Don’t bet on it, said Dahlia Lithwick in Slate.com. Graham has said he’d need proof of an actual “crime” before he’d vote to convict. He knows full well—as then–Rep. Graham explained during Bill Clinton’s Senate trial—that the “high crimes and misdemeanors” required by the Constitution refer to abuses of presidential power and the public trust, and require no actual violation of criminal laws. Whatever emerges about Trump’s misdeeds, Graham and his colleagues will simply keep moving “the impeachment goalposts” to justify keeping him in office. “Giddy” Democrats should beware, said Liz Peek in FoxNews.com.
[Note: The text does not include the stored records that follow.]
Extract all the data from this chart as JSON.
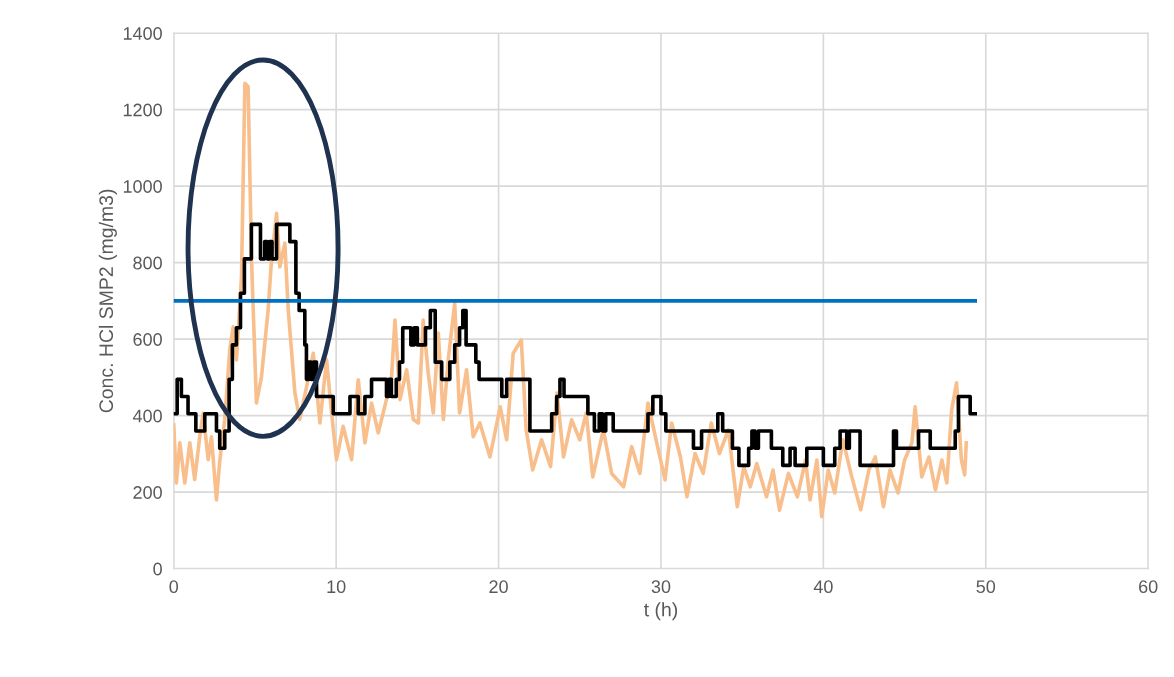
{
  "chart_data": {
    "type": "line",
    "xlabel": "t (h)",
    "ylabel": "Conc. HCl SMP2 (mg/m3)",
    "xlim": [
      0,
      60
    ],
    "xticks": [
      0,
      10,
      20,
      30,
      40,
      50,
      60
    ],
    "ylim": [
      0,
      1400
    ],
    "yticks": [
      0,
      200,
      400,
      600,
      800,
      1000,
      1200,
      1400
    ],
    "grid": true,
    "marker": "none",
    "line_style": "solid",
    "ref_lines": [
      {
        "axis": "y",
        "value": 700,
        "label": null,
        "color": "#0070c0",
        "line_style": "solid"
      }
    ],
    "series": [
      {
        "color": "#f8bf8c",
        "x": [
          0,
          0.16,
          0.37,
          0.68,
          0.99,
          1.29,
          1.6,
          1.81,
          2.12,
          2.32,
          2.63,
          2.84,
          3.14,
          3.45,
          3.66,
          3.86,
          4.17,
          4.38,
          4.58,
          4.79,
          5.09,
          5.4,
          5.81,
          6.02,
          6.33,
          6.53,
          6.84,
          7.05,
          7.46,
          7.76,
          8.18,
          8.59,
          9.0,
          9.41,
          9.72,
          10.02,
          10.43,
          10.95,
          11.36,
          11.77,
          12.18,
          12.59,
          13.0,
          13.41,
          13.62,
          13.93,
          14.34,
          14.75,
          15.06,
          15.36,
          15.67,
          15.98,
          16.29,
          16.6,
          16.9,
          17.3,
          17.6,
          18.03,
          18.44,
          18.85,
          19.47,
          20.1,
          20.5,
          20.9,
          21.4,
          21.7,
          22.1,
          22.65,
          23.2,
          23.6,
          24.0,
          24.5,
          25.0,
          25.4,
          25.8,
          26.45,
          26.96,
          27.7,
          28.2,
          28.7,
          29.2,
          29.7,
          30.25,
          30.66,
          31.2,
          31.6,
          32.1,
          32.6,
          33.1,
          33.6,
          34.15,
          34.7,
          35.1,
          35.5,
          35.9,
          36.5,
          36.9,
          37.3,
          37.85,
          38.4,
          38.9,
          39.18,
          39.6,
          39.9,
          40.3,
          40.7,
          41.2,
          41.75,
          42.3,
          42.8,
          43.2,
          43.7,
          44.1,
          44.6,
          45.0,
          45.45,
          45.65,
          46.06,
          46.5,
          46.9,
          47.3,
          47.6,
          47.9,
          48.2,
          48.5,
          48.7,
          48.8
        ],
        "values": [
          376,
          224,
          329,
          224,
          329,
          233,
          345,
          407,
          285,
          345,
          180,
          285,
          390,
          572,
          632,
          546,
          762,
          1269,
          1260,
          807,
          433,
          501,
          676,
          807,
          929,
          789,
          851,
          676,
          459,
          390,
          476,
          563,
          381,
          546,
          407,
          285,
          372,
          285,
          494,
          329,
          433,
          355,
          425,
          501,
          650,
          442,
          520,
          390,
          381,
          650,
          511,
          407,
          616,
          390,
          546,
          694,
          407,
          520,
          345,
          381,
          292,
          423,
          337,
          563,
          598,
          363,
          258,
          337,
          267,
          459,
          292,
          389,
          337,
          407,
          240,
          363,
          249,
          214,
          319,
          249,
          433,
          337,
          232,
          381,
          292,
          188,
          301,
          249,
          381,
          301,
          363,
          162,
          267,
          214,
          275,
          188,
          258,
          153,
          249,
          188,
          284,
          180,
          284,
          136,
          258,
          198,
          337,
          240,
          154,
          258,
          292,
          162,
          258,
          198,
          284,
          329,
          423,
          240,
          292,
          206,
          284,
          224,
          415,
          486,
          284,
          245,
          329
        ]
      },
      {
        "type": "step",
        "color": "#000000",
        "x": [
          0,
          0.21,
          0.47,
          0.88,
          1.36,
          1.91,
          2.63,
          2.83,
          3.14,
          3.41,
          3.61,
          3.86,
          4.11,
          4.35,
          4.78,
          5.34,
          5.6,
          5.75,
          5.9,
          6.05,
          6.33,
          7.15,
          7.52,
          7.72,
          8.07,
          8.17,
          8.3,
          8.45,
          8.6,
          8.79,
          9.82,
          10.85,
          11.36,
          11.77,
          12.18,
          13.1,
          13.25,
          13.4,
          13.7,
          13.9,
          14.1,
          14.6,
          14.8,
          15.0,
          15.5,
          15.8,
          16.1,
          16.5,
          17.0,
          17.3,
          17.6,
          17.8,
          18.0,
          18.6,
          18.8,
          20.2,
          20.5,
          21.93,
          23.27,
          23.58,
          23.78,
          24.03,
          25.5,
          25.9,
          26.2,
          26.4,
          26.6,
          27.06,
          29.2,
          29.5,
          30.0,
          30.3,
          32.0,
          32.5,
          33.5,
          33.8,
          34.4,
          34.8,
          35.4,
          35.6,
          35.8,
          36.0,
          36.8,
          37.5,
          37.95,
          38.26,
          38.98,
          40.0,
          40.7,
          41.03,
          41.44,
          41.6,
          42.26,
          44.32,
          44.5,
          45.86,
          46.58,
          48.12,
          48.32,
          49.04,
          49.35
        ],
        "values": [
          405,
          495,
          450,
          405,
          360,
          405,
          360,
          315,
          360,
          495,
          585,
          630,
          720,
          810,
          900,
          810,
          855,
          810,
          855,
          810,
          900,
          855,
          720,
          675,
          585,
          495,
          540,
          495,
          540,
          450,
          405,
          450,
          405,
          450,
          495,
          450,
          495,
          450,
          495,
          540,
          630,
          585,
          630,
          585,
          630,
          675,
          540,
          495,
          540,
          585,
          630,
          675,
          585,
          540,
          495,
          450,
          495,
          360,
          405,
          450,
          495,
          450,
          405,
          360,
          405,
          360,
          405,
          360,
          405,
          450,
          405,
          360,
          315,
          360,
          405,
          360,
          315,
          270,
          315,
          360,
          315,
          360,
          315,
          270,
          315,
          270,
          315,
          270,
          315,
          360,
          315,
          360,
          270,
          360,
          315,
          360,
          315,
          360,
          450,
          405,
          405
        ]
      }
    ]
  }
}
Public opinion will ultimately determine Trump’s fate, and while there has been a shift in favor of impeachment, polls show that a plurality (49 percent) of all Americans disapprove of how Democrats, with their “closed-door hearings and purposeful leaks,” are handling the process.
Taylor’s “smoking quid pro quo” changes everything, said Jennifer Rubin in WashingtonPost.com. In a Senate trial, Republicans will no longer be able to claim that Trump was merely pressuring Ukrainian President Volodymyr Zelensky to investigate generic “corruption.” To acquit Trump, Republicans will have to argue it’s no big deal for a president “to extort a foreign government” into interfering in our elections for his political gain. Behind closed doors, Senate Republicans are making their own political calculations, said B.J. Rudell in TheHill.com. Polls show at least five GOP senators looking very vulnerable in 2020, raising the real possibility of a Democratic majority. If these trends continue, Republicans may have no choice but to “cut off Trump to save the Senate.”
Republicans brought this dilemma on themselves, said Jonah Goldberg in NationalReview.com. If they’d “worked harder at constraining Trump from the beginning,” he may not have concluded he could get away with anything. After 1,000 days of Trump’s bullin-a-china-shop behavior, Republicans now face “the implosion of their party.” The impeachment vote should not be about party, said Will Bunch in The Philadelphia Inquirer. With 67 Senate votes required for removal, the “fate of the republic” hinges on whether 20 Republican senators will either publicly state their willingness to convict or will inform Trump quietly that his time is up. “The alternative scenario,” in which Republicans green-light Trump’s brazen authoritarianism, “is almost too awful to contemplate.”